Wednesday, July 05, 2006

Son of God

"What have you to do with us, Son of God? Have you come here to torment us before the appointed time?" Some distance away a herd of many swine was feeding. The demons pleaded with him,"If you drive us out, send us into the herd of swine."And he said to them, "Go then!" Matthew 8:29-32

Interesting to note, the statement the demons made. What have you to do with us, Son of God? Have you come here to torment us before the appointed time? They recognized Jesus right off. Interesting how those who are of evil recognize the hand of God faster than believers. Is it perhaps because they know their time has come to an end, as with the one's we read about today, before their appointed time. Woe to those who follow evil for their time is soon coming to an end.

We read how powerful Jesus is against evil, so it will be evil's undoing. On that day we will rejoice along with the heavens that the power of God has rid the earth of the torment of evil.

It is not too late, to bring about a cleansing of self. To purify our souls, in order to make ourselves ready. Keep the fire of God's love alive within, let it burn brightly for all to see. This is what God seeks of us, to be a light, that will never go out.

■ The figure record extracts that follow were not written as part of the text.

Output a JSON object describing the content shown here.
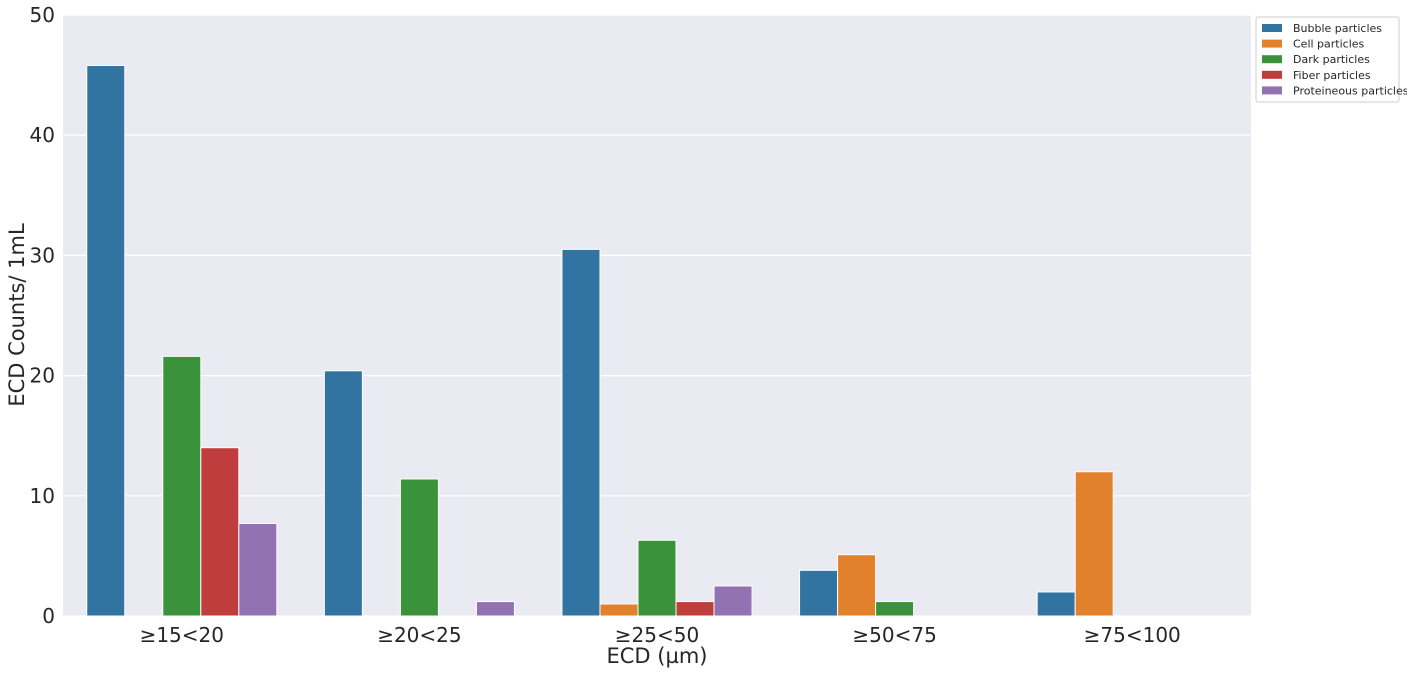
{
  "chart_data": {
    "type": "bar",
    "xlabel": "ECD (µm)",
    "ylabel": "ECD Counts/ 1mL",
    "ylim": [
      0,
      50
    ],
    "yticks": [
      0,
      10,
      20,
      30,
      40,
      50
    ],
    "categories": [
      "≥15<20",
      "≥20<25",
      "≥25<50",
      "≥50<75",
      "≥75<100"
    ],
    "series": [
      {
        "name": "Bubble particles",
        "color": "#3274a1",
        "values": [
          45.8,
          20.4,
          30.5,
          3.8,
          2.0
        ]
      },
      {
        "name": "Cell particles",
        "color": "#e1812c",
        "values": [
          0,
          0,
          1.0,
          5.1,
          12.0
        ]
      },
      {
        "name": "Dark particles",
        "color": "#3a923a",
        "values": [
          21.6,
          11.4,
          6.3,
          1.2,
          0
        ]
      },
      {
        "name": "Fiber particles",
        "color": "#c03d3e",
        "values": [
          14.0,
          0,
          1.2,
          0,
          0
        ]
      },
      {
        "name": "Proteineous particles",
        "color": "#9372b2",
        "values": [
          7.7,
          1.2,
          2.5,
          0,
          0
        ]
      }
    ],
    "grid": true,
    "legend_position": "outside top-right",
    "background": "#eaeaf2"
  }
}
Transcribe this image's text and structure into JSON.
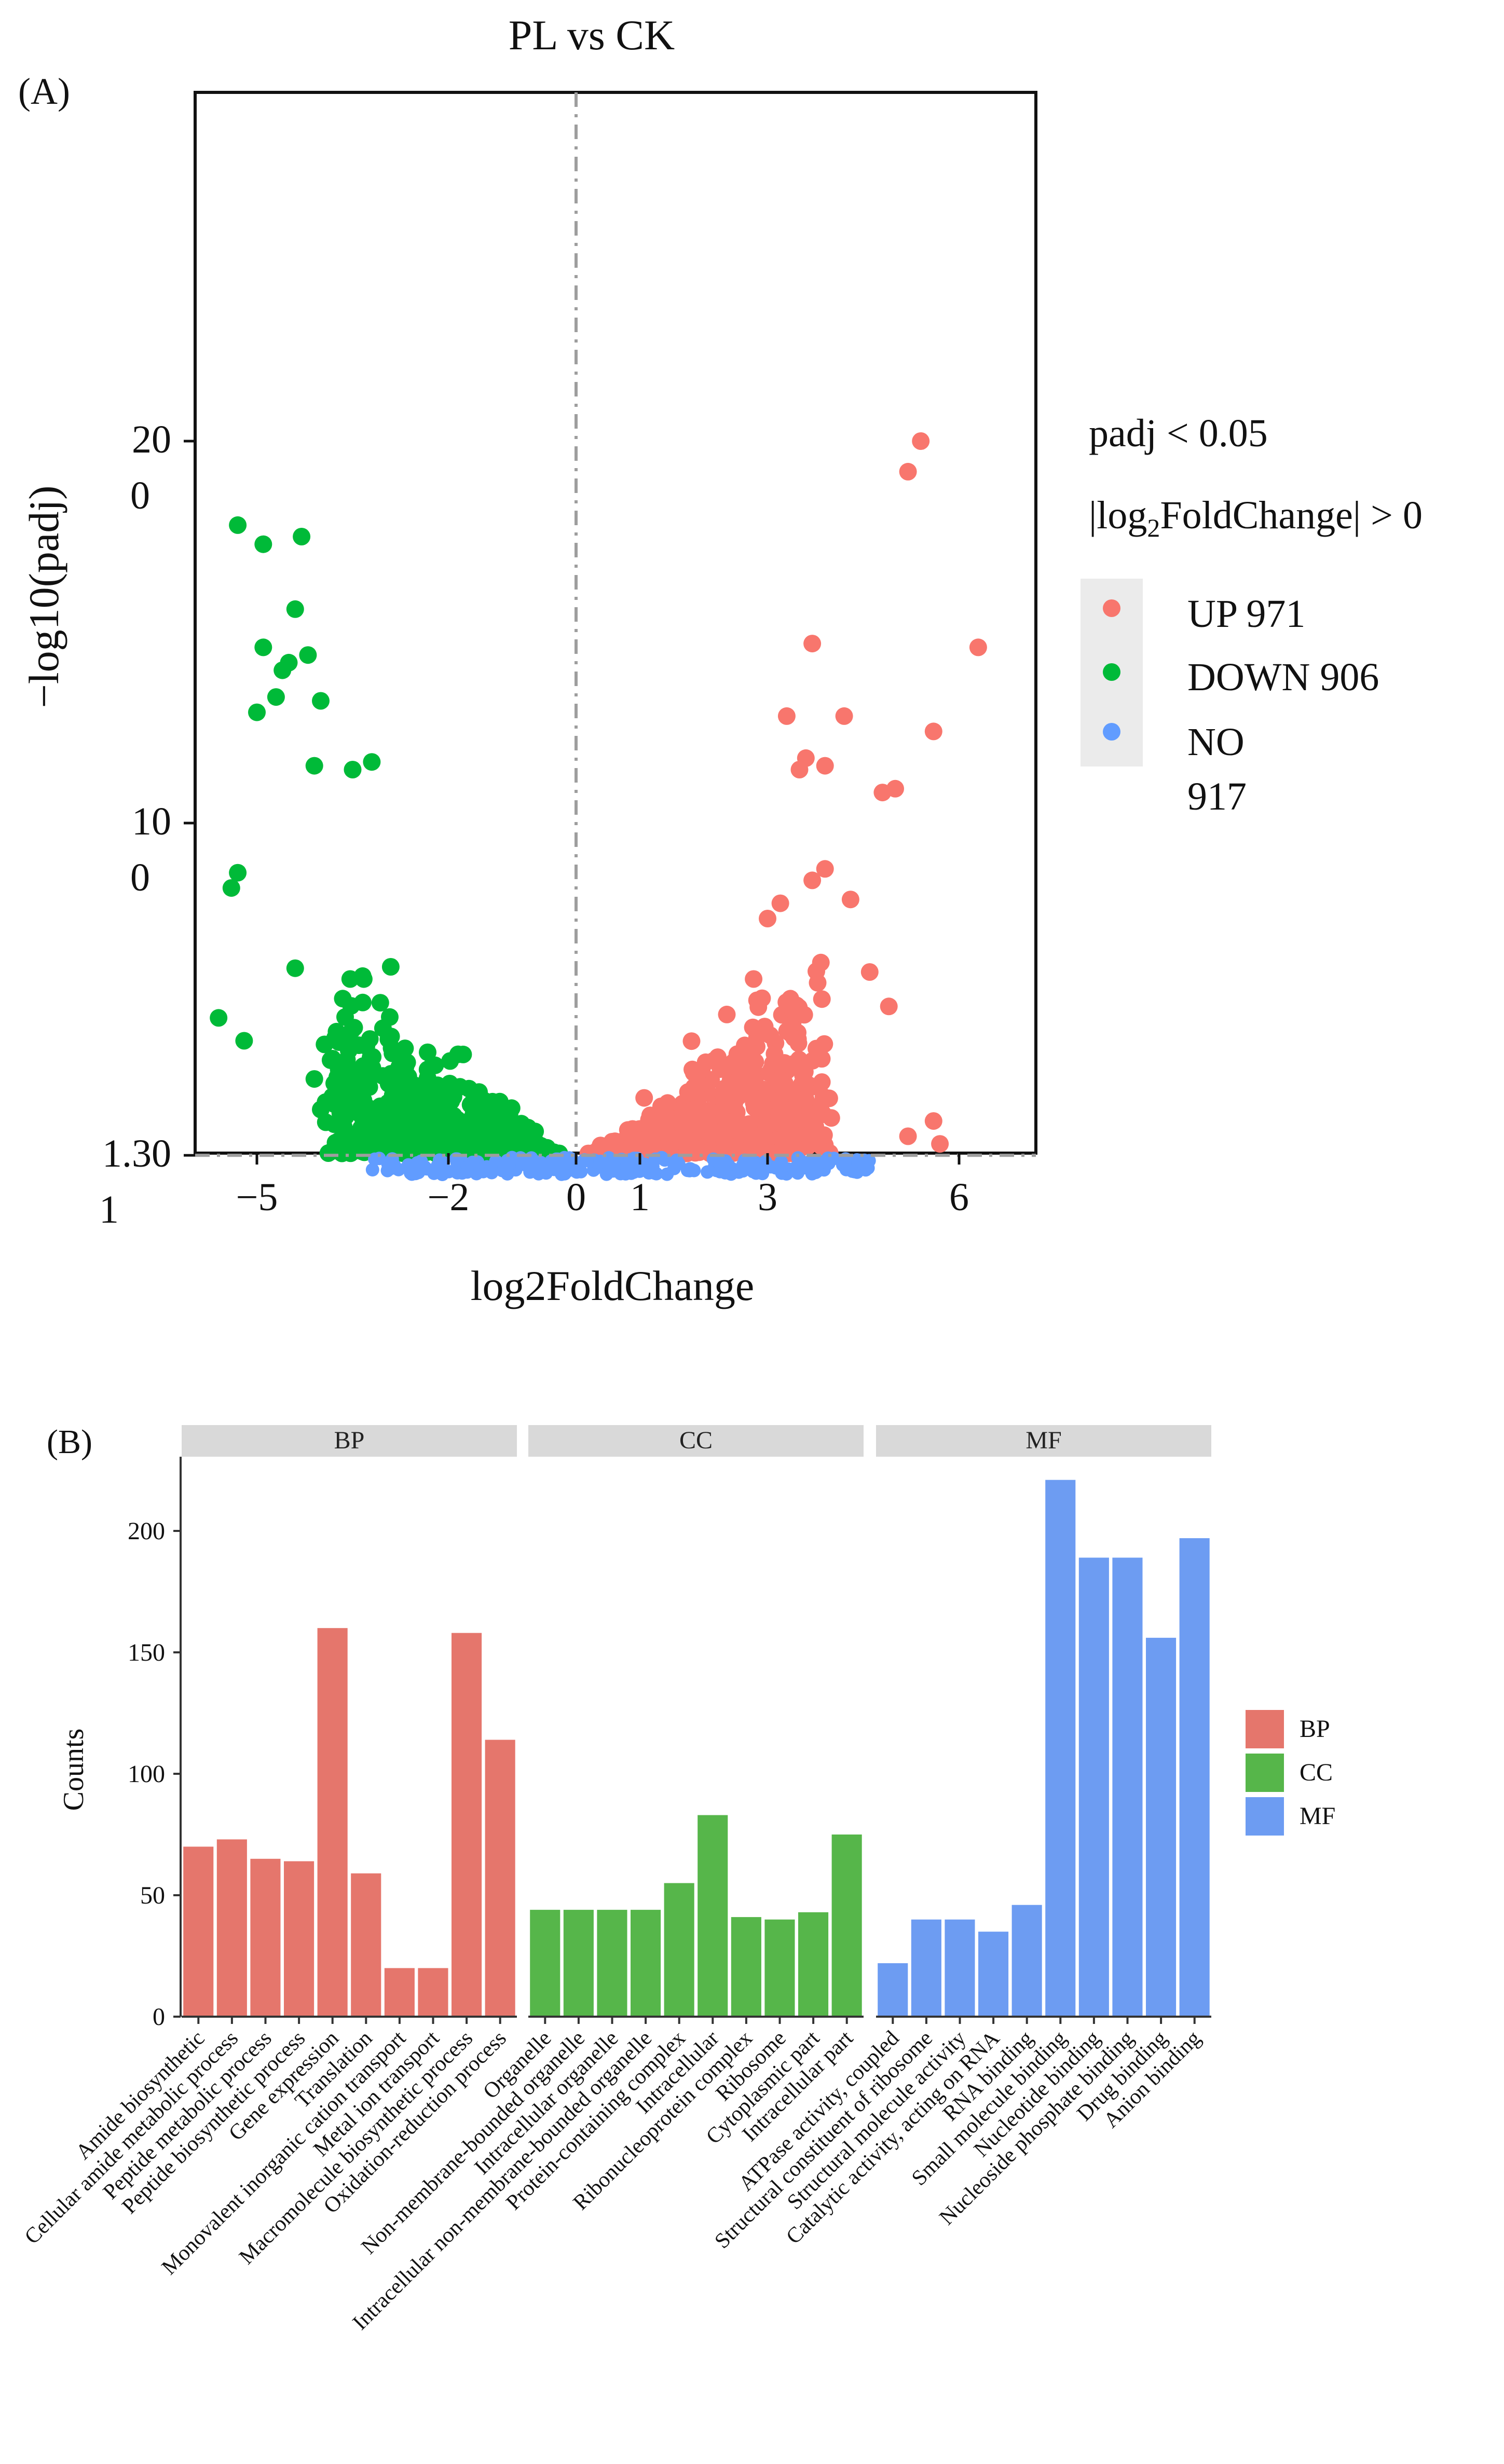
{
  "chart_data": [
    {
      "type": "scatter",
      "panel_label": "(A)",
      "title": "PL vs CK",
      "xlabel": "log2FoldChange",
      "ylabel": "−log10(padj)",
      "xlim": [
        -6,
        7.2
      ],
      "ylim": [
        0,
        28
      ],
      "x_ticks": [
        -5,
        -2,
        0,
        1,
        3,
        6
      ],
      "x_tick_labels": [
        "−5",
        "−2",
        "0",
        "1",
        "3",
        "6"
      ],
      "y_ticks": [
        1.301,
        10,
        20
      ],
      "y_tick_labels": [
        [
          "1.30",
          "1"
        ],
        [
          "10",
          "0"
        ],
        [
          "20",
          "0"
        ]
      ],
      "threshold_y": 1.301,
      "threshold_x": 0,
      "legend": {
        "title_line1": "padj < 0.05",
        "title_line2_parts": [
          "|log",
          "2",
          "FoldChange| > 0"
        ],
        "position": "right",
        "items": [
          {
            "key": "UP",
            "text": "UP 971",
            "color": "#F8766D"
          },
          {
            "key": "DOWN",
            "text": "DOWN 906",
            "color": "#00BA38"
          },
          {
            "key": "NO",
            "text_lines": [
              "NO",
              "917"
            ],
            "color": "#619CFF"
          }
        ]
      },
      "series": [
        {
          "name": "UP",
          "count": 971,
          "color": "#F8766D",
          "highlight_points": [
            [
              5.4,
              20
            ],
            [
              5.2,
              19.2
            ],
            [
              6.3,
              14.6
            ],
            [
              3.7,
              14.7
            ],
            [
              5.6,
              12.4
            ],
            [
              3.3,
              12.8
            ],
            [
              4.2,
              12.8
            ],
            [
              3.6,
              11.7
            ],
            [
              3.5,
              11.4
            ],
            [
              3.9,
              11.5
            ],
            [
              4.8,
              10.8
            ],
            [
              5.0,
              10.9
            ],
            [
              3.9,
              8.8
            ],
            [
              3.7,
              8.5
            ],
            [
              4.3,
              8.0
            ],
            [
              3.2,
              7.9
            ],
            [
              3.0,
              7.5
            ],
            [
              4.6,
              6.1
            ],
            [
              4.9,
              5.2
            ],
            [
              5.6,
              2.2
            ],
            [
              5.2,
              1.8
            ],
            [
              5.7,
              1.6
            ]
          ]
        },
        {
          "name": "DOWN",
          "count": 906,
          "color": "#00BA38",
          "highlight_points": [
            [
              -5.3,
              17.8
            ],
            [
              -4.9,
              17.3
            ],
            [
              -4.3,
              17.5
            ],
            [
              -4.4,
              15.6
            ],
            [
              -4.9,
              14.6
            ],
            [
              -4.6,
              14.0
            ],
            [
              -4.5,
              14.2
            ],
            [
              -4.2,
              14.4
            ],
            [
              -4.0,
              13.2
            ],
            [
              -5.0,
              12.9
            ],
            [
              -4.7,
              13.3
            ],
            [
              -4.1,
              11.5
            ],
            [
              -3.5,
              11.4
            ],
            [
              -3.2,
              11.6
            ],
            [
              -5.3,
              8.7
            ],
            [
              -5.4,
              8.3
            ],
            [
              -4.4,
              6.2
            ],
            [
              -5.6,
              4.9
            ],
            [
              -5.2,
              4.3
            ],
            [
              -4.1,
              3.3
            ],
            [
              -3.3,
              2.0
            ],
            [
              -4.0,
              2.5
            ]
          ]
        },
        {
          "name": "NO",
          "count": 917,
          "color": "#619CFF"
        }
      ]
    },
    {
      "type": "bar",
      "panel_label": "(B)",
      "ylabel": "Counts",
      "ylim": [
        0,
        230
      ],
      "y_ticks": [
        0,
        50,
        100,
        150,
        200
      ],
      "facets": [
        {
          "name": "BP",
          "color": "#E5766C",
          "categories": [
            "Amide biosynthetic",
            "Cellular amide metabolic process",
            "Peptide metabolic process",
            "Peptide biosynthetic process",
            "Gene expression",
            "Translation",
            "Monovalent inorganic cation transport",
            "Metal ion transport",
            "Macromolecule biosynthetic process",
            "Oxidation-reduction process"
          ],
          "values": [
            70,
            73,
            65,
            64,
            160,
            59,
            20,
            20,
            158,
            114
          ]
        },
        {
          "name": "CC",
          "color": "#56B64A",
          "categories": [
            "Organelle",
            "Non-membrane-bounded organelle",
            "Intracellular organelle",
            "Intracellular non-membrane-bounded organelle",
            "Protein-containing complex",
            "Intracellular",
            "Ribonucleoprotein complex",
            "Ribosome",
            "Cytoplasmic part",
            "Intracellular part"
          ],
          "values": [
            44,
            44,
            44,
            44,
            55,
            83,
            41,
            40,
            43,
            75
          ]
        },
        {
          "name": "MF",
          "color": "#6D9CF2",
          "categories": [
            "ATPase activity, coupled",
            "Structural constituent of ribosome",
            "Structural molecule activity",
            "Catalytic activity, acting on RNA",
            "RNA binding",
            "Small molecule binding",
            "Nucleotide binding",
            "Nucleoside phosphate binding",
            "Drug binding",
            "Anion binding"
          ],
          "values": [
            22,
            40,
            40,
            35,
            46,
            221,
            189,
            189,
            156,
            197
          ]
        }
      ],
      "legend": {
        "position": "right",
        "items": [
          {
            "label": "BP",
            "color": "#E5766C"
          },
          {
            "label": "CC",
            "color": "#56B64A"
          },
          {
            "label": "MF",
            "color": "#6D9CF2"
          }
        ]
      }
    }
  ]
}
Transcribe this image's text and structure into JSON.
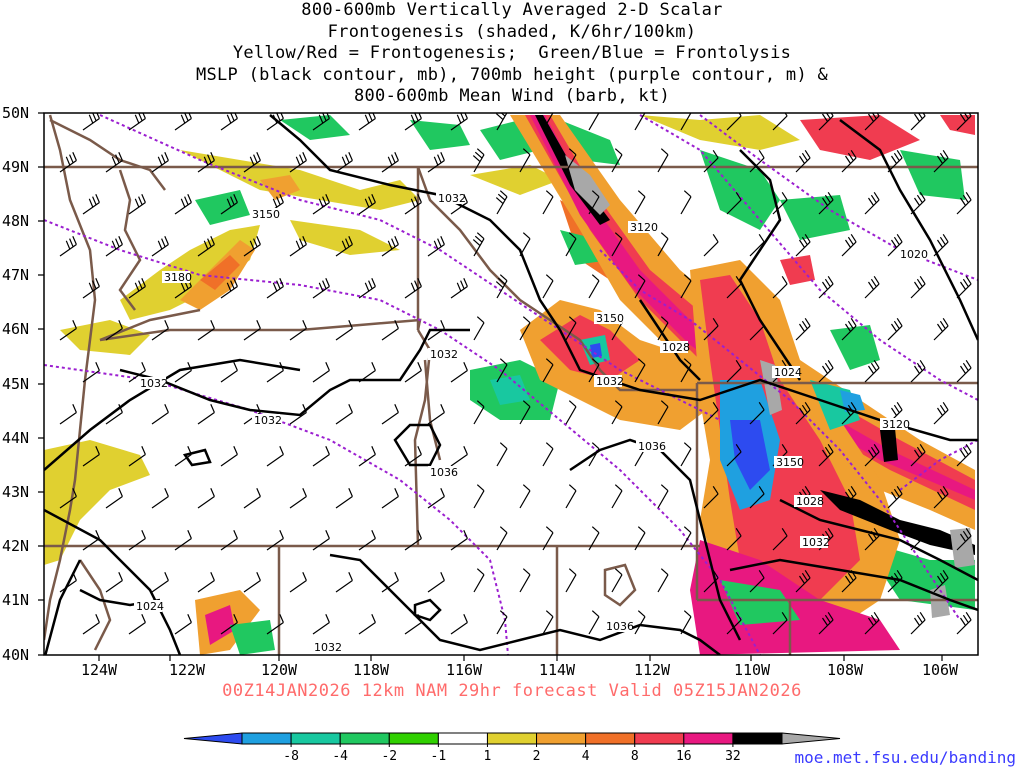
{
  "title_lines": [
    "800-600mb Vertically Averaged 2-D Scalar",
    "Frontogenesis (shaded, K/6hr/100km)",
    "Yellow/Red = Frontogenesis;  Green/Blue = Frontolysis",
    "MSLP (black contour, mb), 700mb height (purple contour, m) &",
    "800-600mb Mean Wind (barb, kt)"
  ],
  "lat_labels": [
    "50N",
    "49N",
    "48N",
    "47N",
    "46N",
    "45N",
    "44N",
    "43N",
    "42N",
    "41N",
    "40N"
  ],
  "lon_labels": [
    "124W",
    "122W",
    "120W",
    "118W",
    "116W",
    "114W",
    "112W",
    "110W",
    "108W",
    "106W"
  ],
  "forecast_text": "00Z14JAN2026 12km NAM 29hr forecast Valid 05Z15JAN2026",
  "credit": "moe.met.fsu.edu/banding",
  "colorbar": {
    "ticks": [
      "-8",
      "-4",
      "-2",
      "-1",
      "1",
      "2",
      "4",
      "8",
      "16",
      "32"
    ],
    "colors": [
      "#2d4bf0",
      "#1fa0e0",
      "#18c8a0",
      "#20c860",
      "#30d000",
      "#ffffff",
      "#e0d030",
      "#f0a030",
      "#f07028",
      "#f03c50",
      "#e81880",
      "#000000",
      "#a8a8a8"
    ]
  },
  "pressure_labels": [
    "1032",
    "1032",
    "1032",
    "1032",
    "1032",
    "1036",
    "1036",
    "1028",
    "1024",
    "1028",
    "1032",
    "1036",
    "1024",
    "1032",
    "1020"
  ],
  "height_labels": [
    "3150",
    "3180",
    "3120",
    "3150",
    "3150",
    "3120"
  ]
}
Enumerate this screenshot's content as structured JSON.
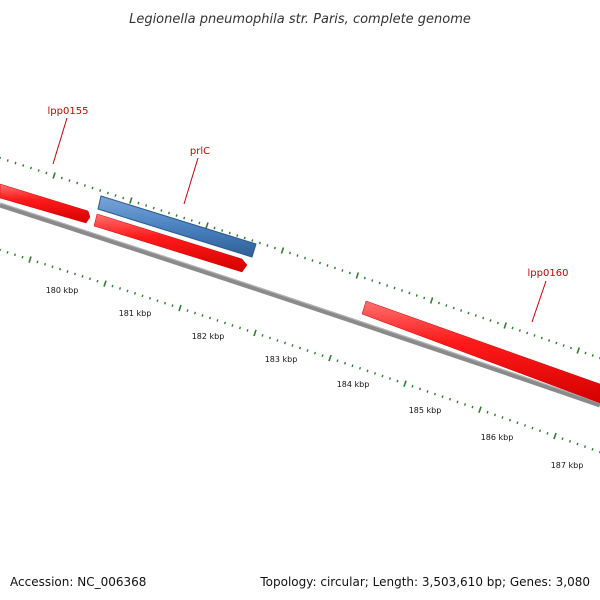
{
  "header": {
    "title": "Legionella pneumophila str. Paris, complete genome"
  },
  "genes": [
    {
      "id": "lpp0155",
      "label": "lpp0155",
      "color": "#ff0000",
      "strand": "forward"
    },
    {
      "id": "prlC",
      "label": "prlC",
      "color": "#4a82c0",
      "strand": "forward"
    },
    {
      "id": "unnamed",
      "label": "",
      "color": "#ff0000",
      "strand": "reverse"
    },
    {
      "id": "lpp0160",
      "label": "lpp0160",
      "color": "#ff0000",
      "strand": "forward"
    }
  ],
  "scale_labels": [
    "180 kbp",
    "181 kbp",
    "182 kbp",
    "183 kbp",
    "184 kbp",
    "185 kbp",
    "186 kbp",
    "187 kbp"
  ],
  "footer": {
    "accession": "Accession: NC_006368",
    "summary": "Topology: circular; Length: 3,503,610 bp; Genes: 3,080"
  },
  "colors": {
    "backbone": "#7a7a7a",
    "tick": "#2f7d2f",
    "gene_red": "#ff0000",
    "gene_blue": "#4a82c0",
    "label_red": "#cc0000"
  }
}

Don't be the one's that are put into swine and thrown into the sea to drown, choose life, not death.


Anonymous said...

And a cleansing is necessary:

Catholicism 'faces biggest crisis since Reformation'
By Ruth Gledhill, Religion Correspondent

THE Roman Catholic Church in Britain is facing its greatest threat since the Reformation, according to research.
Over three decades Mass attendance has slumped by 40 per cent, baptisms by 50 per cent, Catholic marriages by 60 per cent and confirmations by 60 per cent.

The 260-page study of the Church indicates that the number of adult converts fell by 55 per cent and first communions by nearly 40 per cent, described as the “greatest pastoral and demographic catastrophe” since the Reformation of the 16th century.

The study covers the period from 1963 to 1991. But more recent figures, from 2004, indicate little improvement.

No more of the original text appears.